Louise Hide (2022) provides an overview of the asylum inquiries in her book chapter. This historical perspective is relevant for current problems with services. As I said in my eletter, open-door policies in traditional psychiatric hospitals led to England reducing its number of inpatients from 1954 before other European countries. The 1959 MHA made informal admission rather than detention the usual method of admission. By 1963, 80% of English psychiatric patients were in open wards. The advantages were striking: tension reduced, violence declined, ‘escapes’ were no longer a problem and staff were able to give their attention more to therapy rather than custody. This therapeutic trend was reinforced by improving patients’ rights in the 1983 MHA. Many old long-stay patients grew old and died in hospital, and the number of new long-stay patients to replace them became much less. With the reduction in hospital bed space, there was a reduction in the average length of stay, although actual numbers of acute admissions increased, including so-called ‘revolving door’ patients. The traditional asylums went into decline and became increasingly irrelevant to the bulk of mental health problems.
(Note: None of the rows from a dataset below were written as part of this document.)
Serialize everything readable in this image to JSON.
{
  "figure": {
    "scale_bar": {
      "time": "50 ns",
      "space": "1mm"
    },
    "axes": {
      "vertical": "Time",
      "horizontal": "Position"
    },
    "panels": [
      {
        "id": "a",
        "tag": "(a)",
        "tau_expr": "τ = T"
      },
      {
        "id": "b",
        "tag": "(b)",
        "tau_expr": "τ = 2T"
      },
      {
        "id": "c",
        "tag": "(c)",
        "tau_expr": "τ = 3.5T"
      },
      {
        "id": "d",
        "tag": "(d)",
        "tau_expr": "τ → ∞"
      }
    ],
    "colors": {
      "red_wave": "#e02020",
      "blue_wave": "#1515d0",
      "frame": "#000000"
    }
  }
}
There was resistance to the rundown of the psychiatric hospital, not least because it was seen as a challenge to the authority of psychiatrists. Attitudes to community care were polarised and only ended after the traditional hospitals were eventually closed. Fears about public safety due to homicide by psychiatric patients led to the new Labour government’s controversial conclusion that community care had failed. Even if this was true, which I do not think was the case, community care has clearly not developed sufficiently to prevent continuing abuse in hospital.
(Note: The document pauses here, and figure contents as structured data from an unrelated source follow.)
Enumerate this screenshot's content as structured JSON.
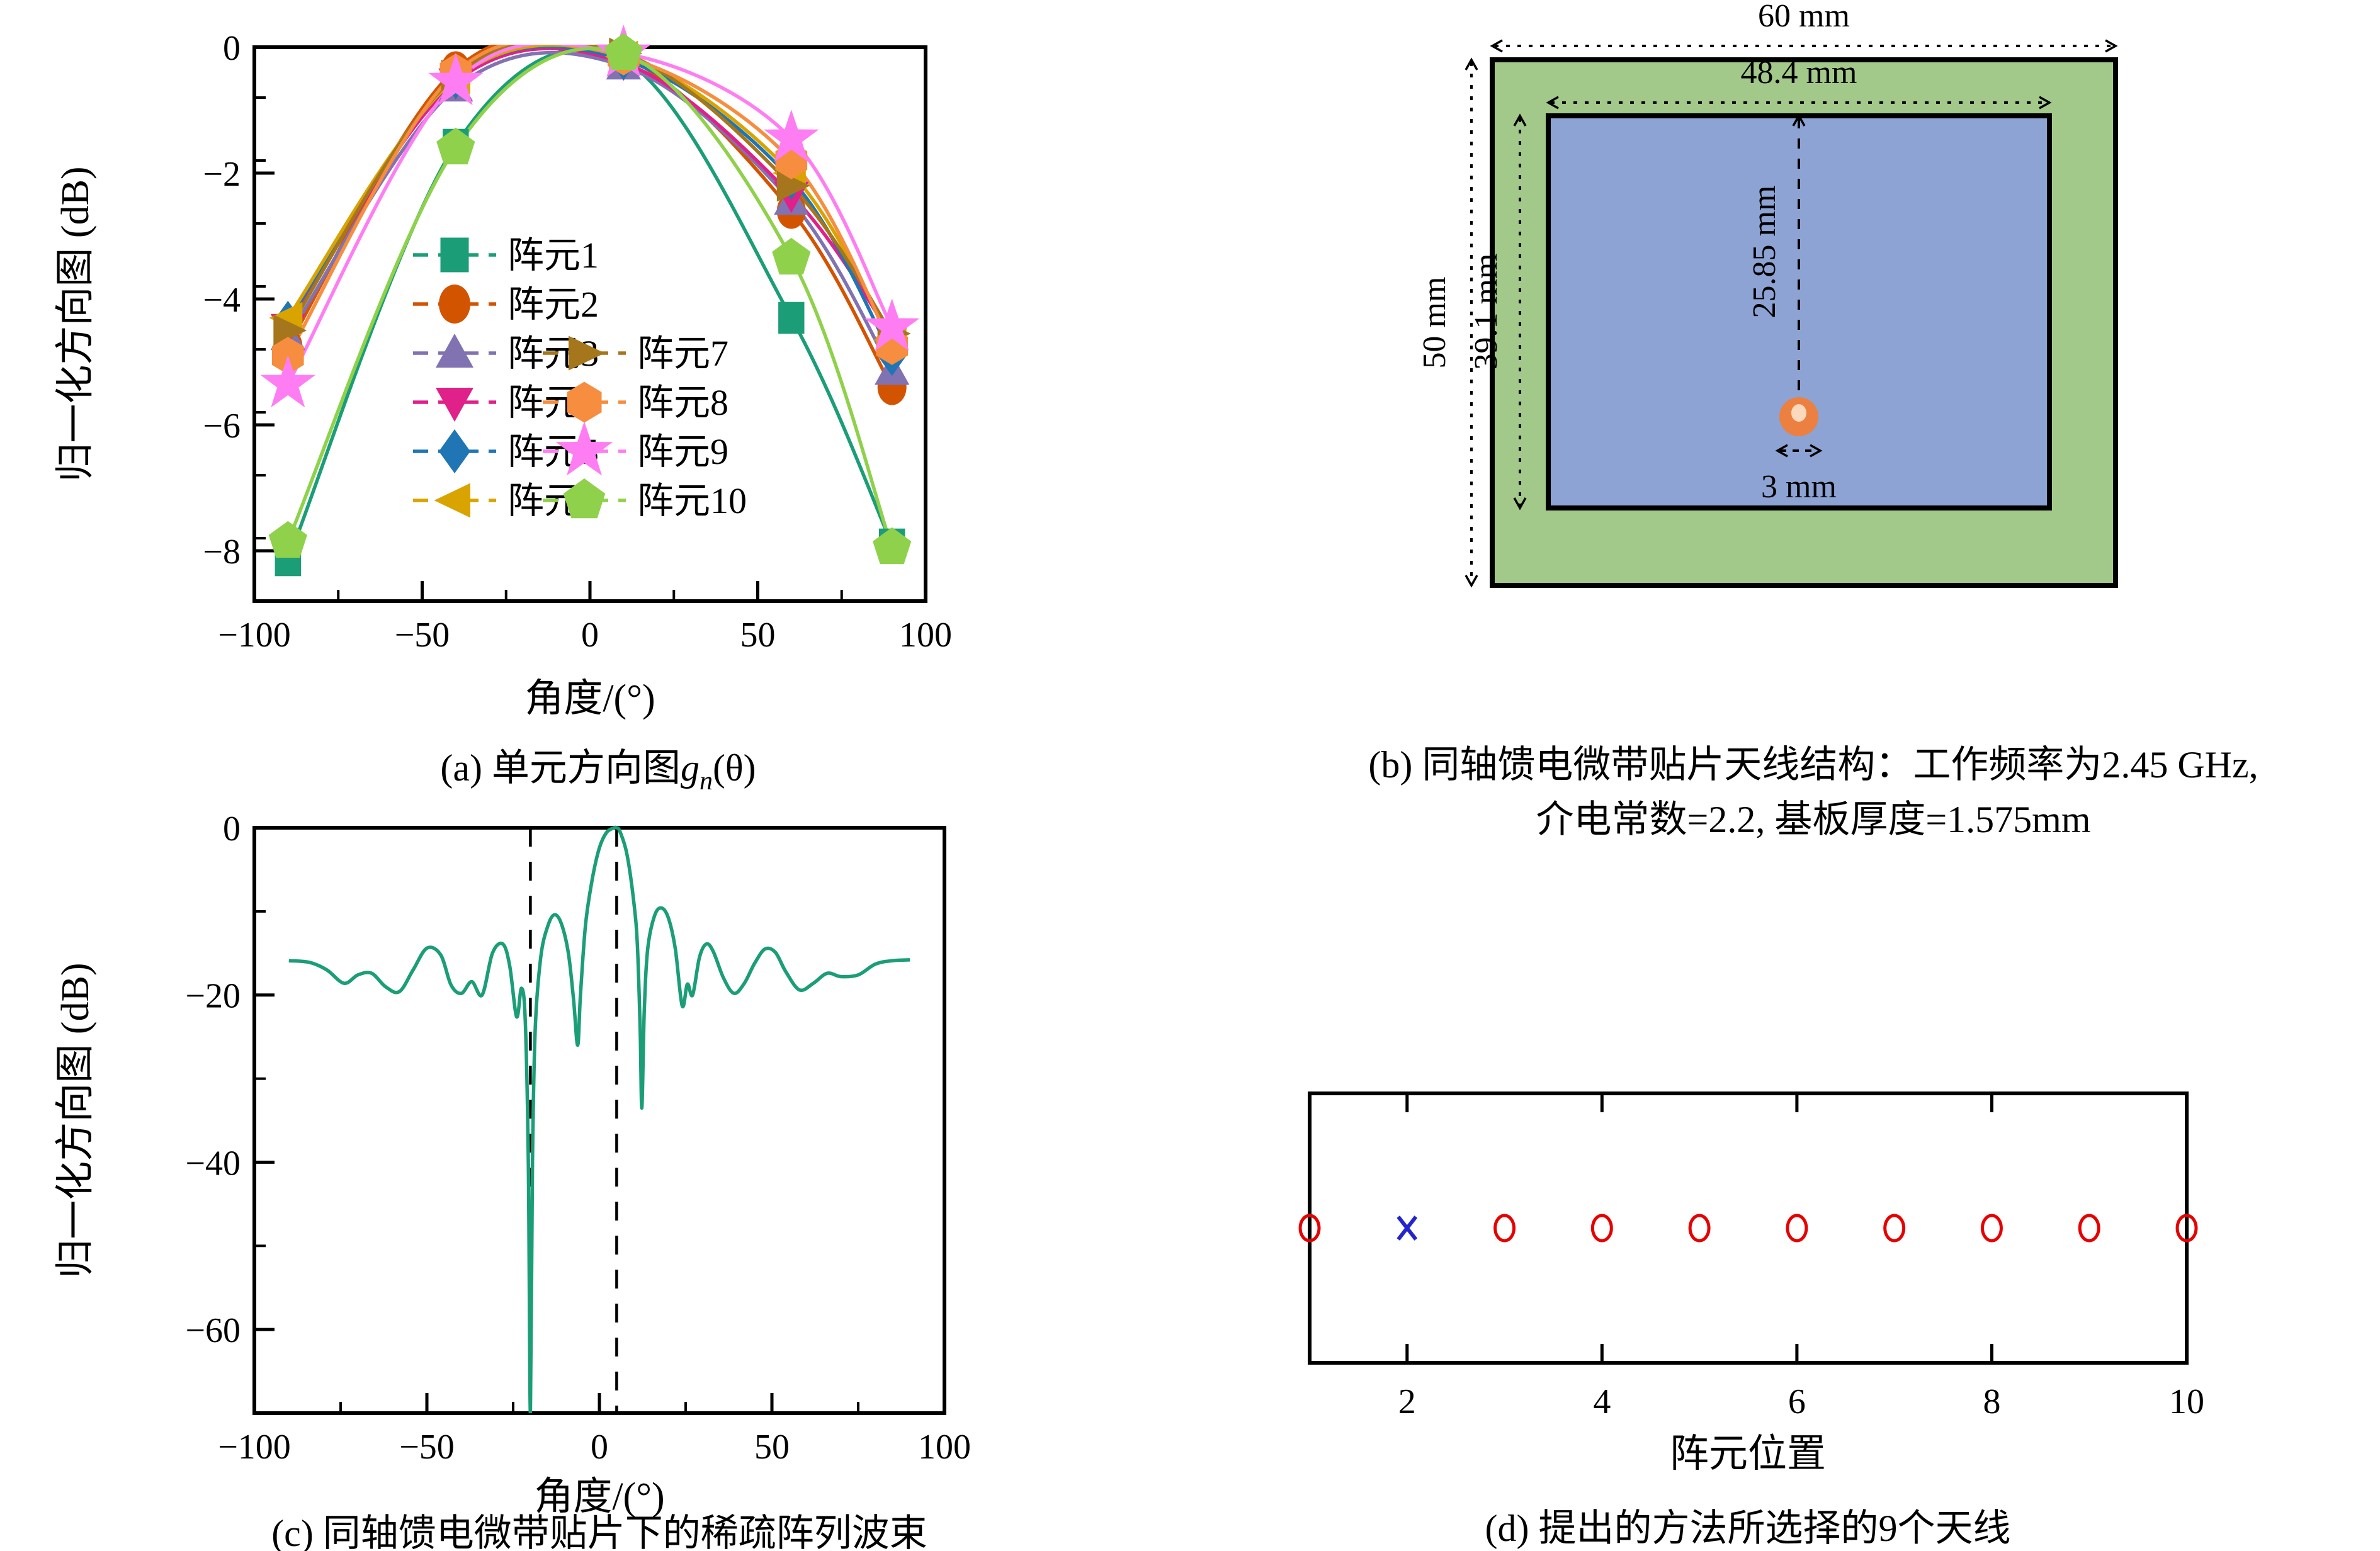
{
  "captions": {
    "a_prefix": "(a) 单元方向图",
    "a_g": "g",
    "a_sub": "n",
    "a_suffix": "(θ)",
    "b_line1": "(b) 同轴馈电微带贴片天线结构：工作频率为2.45 GHz,",
    "b_line2": "介电常数=2.2, 基板厚度=1.575mm",
    "c": "(c) 同轴馈电微带贴片下的稀疏阵列波束",
    "d": "(d) 提出的方法所选择的9个天线"
  },
  "chart_data": [
    {
      "id": "a",
      "type": "line",
      "xlabel": "角度/(°)",
      "ylabel": "归一化方向图 (dB)",
      "xlim": [
        -100,
        100
      ],
      "ylim": [
        -8.8,
        0
      ],
      "xticks": [
        -100,
        -50,
        0,
        50,
        100
      ],
      "xminor_step": 25,
      "yticks": [
        0,
        -2,
        -4,
        -6,
        -8
      ],
      "yminor_step": 1,
      "grid": false,
      "legend_position": "lower-center-inside",
      "x": [
        -90,
        -40,
        10,
        60,
        90
      ],
      "series": [
        {
          "name": "阵元1",
          "marker": "square",
          "color": "#1b9e77",
          "values": [
            -8.15,
            -1.55,
            -0.2,
            -4.3,
            -7.9
          ]
        },
        {
          "name": "阵元2",
          "marker": "circle",
          "color": "#d35400",
          "values": [
            -4.75,
            -0.35,
            -0.15,
            -2.6,
            -5.4
          ]
        },
        {
          "name": "阵元3",
          "marker": "triangle-up",
          "color": "#8172b2",
          "values": [
            -4.6,
            -0.65,
            -0.3,
            -2.45,
            -5.15
          ]
        },
        {
          "name": "阵元4",
          "marker": "triangle-down",
          "color": "#e0218a",
          "values": [
            -4.45,
            -0.55,
            -0.25,
            -2.35,
            -4.6
          ]
        },
        {
          "name": "阵元5",
          "marker": "diamond",
          "color": "#2076b4",
          "values": [
            -4.35,
            -0.5,
            -0.2,
            -2.1,
            -4.9
          ]
        },
        {
          "name": "阵元6",
          "marker": "triangle-left",
          "color": "#d9a300",
          "values": [
            -4.3,
            -0.5,
            -0.15,
            -2.0,
            -4.65
          ]
        },
        {
          "name": "阵元7",
          "marker": "triangle-right",
          "color": "#a6761d",
          "values": [
            -4.5,
            -0.45,
            -0.1,
            -2.2,
            -4.55
          ]
        },
        {
          "name": "阵元8",
          "marker": "hexagon",
          "color": "#f68d3f",
          "values": [
            -4.9,
            -0.4,
            -0.15,
            -1.8,
            -4.75
          ]
        },
        {
          "name": "阵元9",
          "marker": "star",
          "color": "#ff7df2",
          "values": [
            -5.35,
            -0.55,
            -0.1,
            -1.45,
            -4.45
          ]
        },
        {
          "name": "阵元10",
          "marker": "pentagon",
          "color": "#8fd14b",
          "values": [
            -7.85,
            -1.6,
            -0.1,
            -3.35,
            -7.95
          ]
        }
      ]
    },
    {
      "id": "c",
      "type": "line",
      "xlabel": "角度/(°)",
      "ylabel": "归一化方向图 (dB)",
      "xlim": [
        -100,
        100
      ],
      "ylim": [
        -70,
        0
      ],
      "xticks": [
        -100,
        -50,
        0,
        50,
        100
      ],
      "xminor_step": 25,
      "yticks": [
        0,
        -20,
        -40,
        -60
      ],
      "yminor_step": 10,
      "grid": false,
      "line_color": "#1b9e77",
      "dashed_vlines": [
        -20,
        5
      ],
      "curve": [
        [
          -90,
          -15.9
        ],
        [
          -84,
          -16.1
        ],
        [
          -79,
          -17.0
        ],
        [
          -74,
          -18.6
        ],
        [
          -70,
          -17.6
        ],
        [
          -66,
          -17.4
        ],
        [
          -62,
          -19.0
        ],
        [
          -58,
          -19.6
        ],
        [
          -54,
          -17.0
        ],
        [
          -50,
          -14.4
        ],
        [
          -46,
          -15.2
        ],
        [
          -43,
          -18.8
        ],
        [
          -40,
          -19.8
        ],
        [
          -37,
          -18.4
        ],
        [
          -34,
          -20.0
        ],
        [
          -31,
          -15.0
        ],
        [
          -28,
          -13.9
        ],
        [
          -26,
          -16.5
        ],
        [
          -24,
          -22.6
        ],
        [
          -22.6,
          -19.2
        ],
        [
          -21.5,
          -23.0
        ],
        [
          -20.6,
          -40
        ],
        [
          -20,
          -70
        ],
        [
          -19.4,
          -40
        ],
        [
          -18.6,
          -24
        ],
        [
          -17,
          -15.5
        ],
        [
          -15,
          -11.8
        ],
        [
          -13,
          -10.4
        ],
        [
          -11,
          -11.5
        ],
        [
          -9,
          -15.0
        ],
        [
          -7.5,
          -20.5
        ],
        [
          -6.3,
          -26.0
        ],
        [
          -5.5,
          -20.0
        ],
        [
          -4,
          -11.5
        ],
        [
          -2,
          -6.0
        ],
        [
          0,
          -2.4
        ],
        [
          2,
          -0.6
        ],
        [
          4,
          -0.05
        ],
        [
          5,
          0
        ],
        [
          6,
          -0.5
        ],
        [
          8,
          -3.2
        ],
        [
          10,
          -9.0
        ],
        [
          11,
          -14
        ],
        [
          11.8,
          -24
        ],
        [
          12.3,
          -33.5
        ],
        [
          13,
          -22
        ],
        [
          14,
          -14.5
        ],
        [
          16,
          -10.5
        ],
        [
          18,
          -9.6
        ],
        [
          20,
          -10.8
        ],
        [
          22,
          -14.5
        ],
        [
          24,
          -21.3
        ],
        [
          25.5,
          -18.7
        ],
        [
          27,
          -20.0
        ],
        [
          29,
          -15.5
        ],
        [
          31,
          -13.9
        ],
        [
          33,
          -14.8
        ],
        [
          36,
          -18.0
        ],
        [
          39,
          -19.8
        ],
        [
          42,
          -18.6
        ],
        [
          45,
          -16.2
        ],
        [
          48,
          -14.5
        ],
        [
          51,
          -14.9
        ],
        [
          54,
          -17.2
        ],
        [
          58,
          -19.4
        ],
        [
          62,
          -18.6
        ],
        [
          66,
          -17.4
        ],
        [
          70,
          -17.8
        ],
        [
          75,
          -17.6
        ],
        [
          80,
          -16.3
        ],
        [
          85,
          -15.9
        ],
        [
          90,
          -15.8
        ]
      ]
    },
    {
      "id": "d",
      "type": "scatter",
      "xlabel": "阵元位置",
      "xlim": [
        1,
        10
      ],
      "xticks": [
        2,
        4,
        6,
        8,
        10
      ],
      "selected_positions": [
        1,
        3,
        4,
        5,
        6,
        7,
        8,
        9,
        10
      ],
      "unselected_positions": [
        2
      ],
      "circle_color": "#e60000",
      "cross_color": "#2424cc"
    }
  ],
  "diagram": {
    "substrate_width_label": "60 mm",
    "substrate_height_label": "50 mm",
    "patch_width_label": "48.4 mm",
    "patch_height_label": "39.1 mm",
    "feed_offset_label": "25.85 mm",
    "feed_diameter_label": "3 mm",
    "substrate_color": "#a2c98a",
    "patch_color": "#8ca3d3",
    "feed_outer_color": "#ec8040",
    "feed_inner_color": "#fcd9bc",
    "border_color": "#000000"
  }
}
The harm caused by inappropriate detention in psychiatric hospital must be acknowledged. Services again need to focus on the development of community care, not that inpatient care may not be needed at times, which, whenever possible, should be truly informal rather than formal under detention. The current draft Mental Health bill being considered by a parliamentary scrutiny committee does not go far enough (see eg. previous post).
What made progress with the asylum inquiries was the Whittingham hospital inquiry, which saw the problems as institutional rather than only blaming individuals. I think Edenfield needs a similar independent inquiry. It's no good relying on the CQC and NHSE, from which there is a need for independence. Psychiatric services need to become more open and therapeutic. We need government to produce a new mental health strategy (which is currently going through a refresh - see webpage) that makes services more integrated and less dysfunctional.